Qualquer esporte se desenvolveu pela necessidade das pessoas de criarem jogos para diversão e socialização. O palco original disso não eram estádios, ginásios ou outras praças esportivas. Muito menos a casa das pessoas. Era a rua, a praça, o parque, a margem dos rios e outros espaços públicos que permitissem a prática de uma modalidade qualquer (que o digam o pessoal do skate e do parkour). O esporte ajuda a dar vida às cidades, ajuda as pessoas a interagirem com ela.

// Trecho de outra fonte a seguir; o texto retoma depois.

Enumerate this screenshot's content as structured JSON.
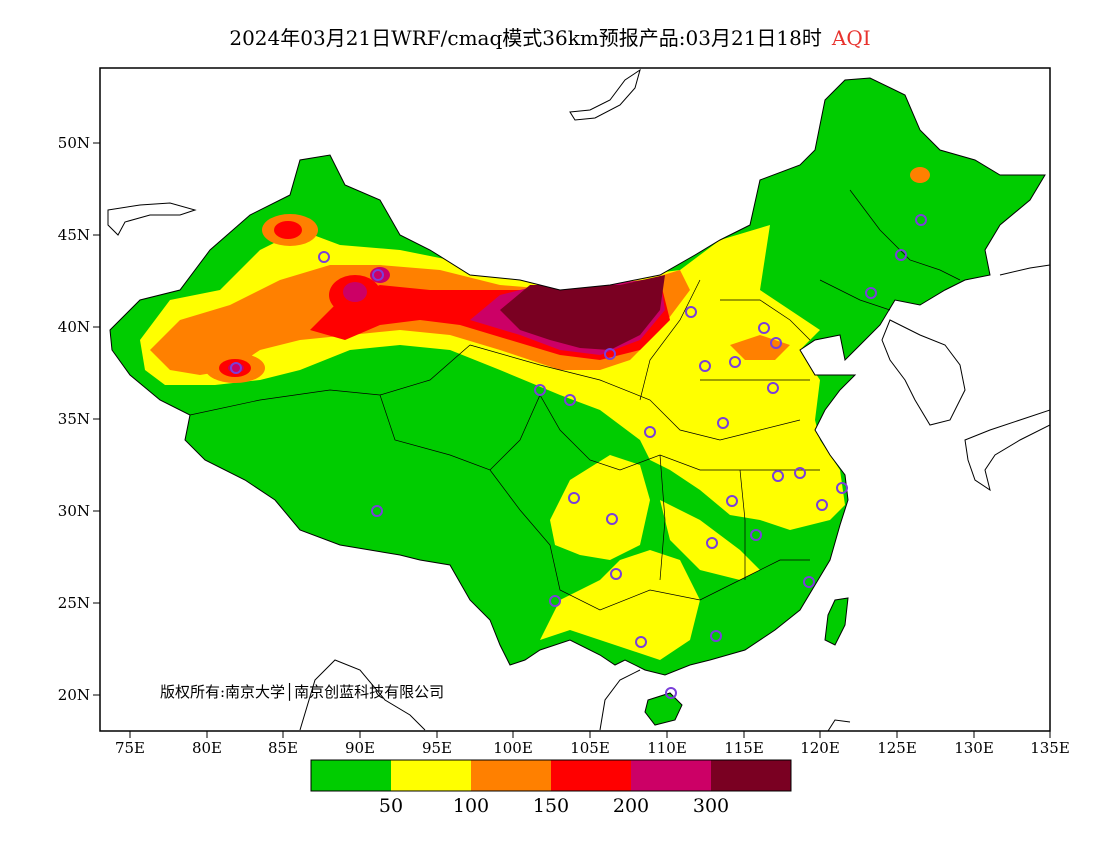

A cidade retribui o favor, dando um sentido àquelas atividades, mesmo no esporte profissional (onde a obrigação de vencer pode tirar um pouco o sentido lúdico). Veja abaixo um trecho do texto de apresentação do Outra Cidade nos sites irmãos Trivela e ExtraTime, falando da relação íntima entre centros urbanos e prática esportiva:

O esporte como entendemos hoje só existe com as cidades. As brincadeiras e jogos primitivos só puderam se transformar em competições e espetáculos para entreter um grupo grande de pessoas quando há pessoas reunidas para dar suporte a isso. As primeiras civilizações sempre estiveram ligadas ao surgimento de concentrações urbanas e, dentro delas, de esportes para divertir praticantes e torcedores.

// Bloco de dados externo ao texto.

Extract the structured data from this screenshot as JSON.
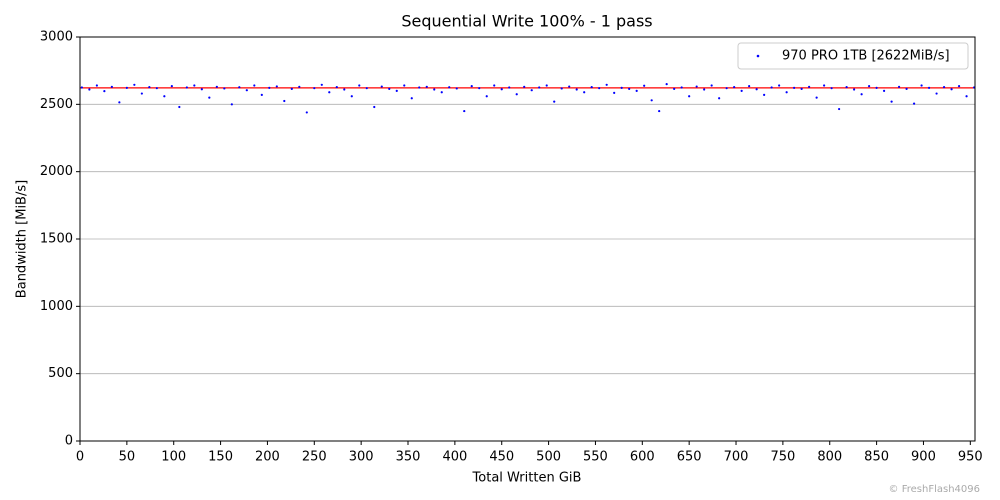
{
  "chart_data": {
    "type": "scatter",
    "title": "Sequential Write 100% - 1 pass",
    "x_label": "Total Written GiB",
    "y_label": "Bandwidth [MiB/s]",
    "watermark": "© FreshFlash4096",
    "xlim": [
      0,
      955
    ],
    "xticks": [
      0,
      50,
      100,
      150,
      200,
      250,
      300,
      350,
      400,
      450,
      500,
      550,
      600,
      650,
      700,
      750,
      800,
      850,
      900,
      950
    ],
    "ylim": [
      0,
      3000
    ],
    "yticks": [
      0,
      500,
      1000,
      1500,
      2000,
      2500,
      3000
    ],
    "grid": true,
    "legend": "upper right",
    "reference_line": {
      "value": 2622,
      "color": "#ff0000"
    },
    "x": [
      2,
      10,
      18,
      26,
      34,
      42,
      50,
      58,
      66,
      74,
      82,
      90,
      98,
      106,
      114,
      122,
      130,
      138,
      146,
      154,
      162,
      170,
      178,
      186,
      194,
      202,
      210,
      218,
      226,
      234,
      242,
      250,
      258,
      266,
      274,
      282,
      290,
      298,
      306,
      314,
      322,
      330,
      338,
      346,
      354,
      362,
      370,
      378,
      386,
      394,
      402,
      410,
      418,
      426,
      434,
      442,
      450,
      458,
      466,
      474,
      482,
      490,
      498,
      506,
      514,
      522,
      530,
      538,
      546,
      554,
      562,
      570,
      578,
      586,
      594,
      602,
      610,
      618,
      626,
      634,
      642,
      650,
      658,
      666,
      674,
      682,
      690,
      698,
      706,
      714,
      722,
      730,
      738,
      746,
      754,
      762,
      770,
      778,
      786,
      794,
      802,
      810,
      818,
      826,
      834,
      842,
      850,
      858,
      866,
      874,
      882,
      890,
      898,
      906,
      914,
      922,
      930,
      938,
      946,
      954
    ],
    "series": [
      {
        "name": "970 PRO 1TB [2622MiB/s]",
        "color": "#0000ff",
        "values": [
          2625,
          2610,
          2640,
          2598,
          2630,
          2515,
          2622,
          2645,
          2580,
          2628,
          2620,
          2560,
          2635,
          2480,
          2625,
          2640,
          2612,
          2550,
          2630,
          2618,
          2500,
          2627,
          2605,
          2640,
          2570,
          2622,
          2633,
          2525,
          2615,
          2630,
          2440,
          2620,
          2645,
          2590,
          2628,
          2610,
          2560,
          2640,
          2620,
          2480,
          2632,
          2615,
          2600,
          2640,
          2545,
          2625,
          2630,
          2610,
          2590,
          2627,
          2618,
          2450,
          2635,
          2620,
          2560,
          2640,
          2612,
          2625,
          2575,
          2630,
          2605,
          2625,
          2640,
          2520,
          2618,
          2632,
          2610,
          2590,
          2628,
          2620,
          2645,
          2585,
          2622,
          2615,
          2600,
          2638,
          2530,
          2450,
          2650,
          2615,
          2625,
          2560,
          2632,
          2610,
          2640,
          2545,
          2620,
          2628,
          2600,
          2635,
          2612,
          2570,
          2625,
          2640,
          2590,
          2622,
          2615,
          2630,
          2550,
          2640,
          2620,
          2465,
          2628,
          2610,
          2575,
          2635,
          2622,
          2600,
          2520,
          2630,
          2615,
          2505,
          2640,
          2622,
          2580,
          2628,
          2612,
          2635,
          2560,
          2625
        ]
      }
    ]
  }
}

Em esportes coletivos, os mais populares do mundo hoje, isso se torna ainda mais importante. Equipes representam um lugar, uma comunidade, uma cultura, uma ideia. A ligação com um grupo de pessoas é fundamental para a sustentação de qualquer equipe, do Flamengo ao New England Patriots, do Coritiba ao Real Madrid, do XV de Jaú ao Los Angeles Lakers, do Newcastle ao Boston Red Sox.

Por isso, não há esporte sem a cidade. Ela cria os cenários em que o esporte tem vida como prática, como diversão, como tema de conversa, como ponto de encontro entre rivais. E um ambiente urbano mais saudável certamente tem impacto no esporte.

Entender o papel de um evento como a Virada Esportiva é fundamental para qualquer ideia que se tenha de uma cidade mais humana. Porque o esporte não deve ser visto apenas como competição e educação. Ele também é urbanismo.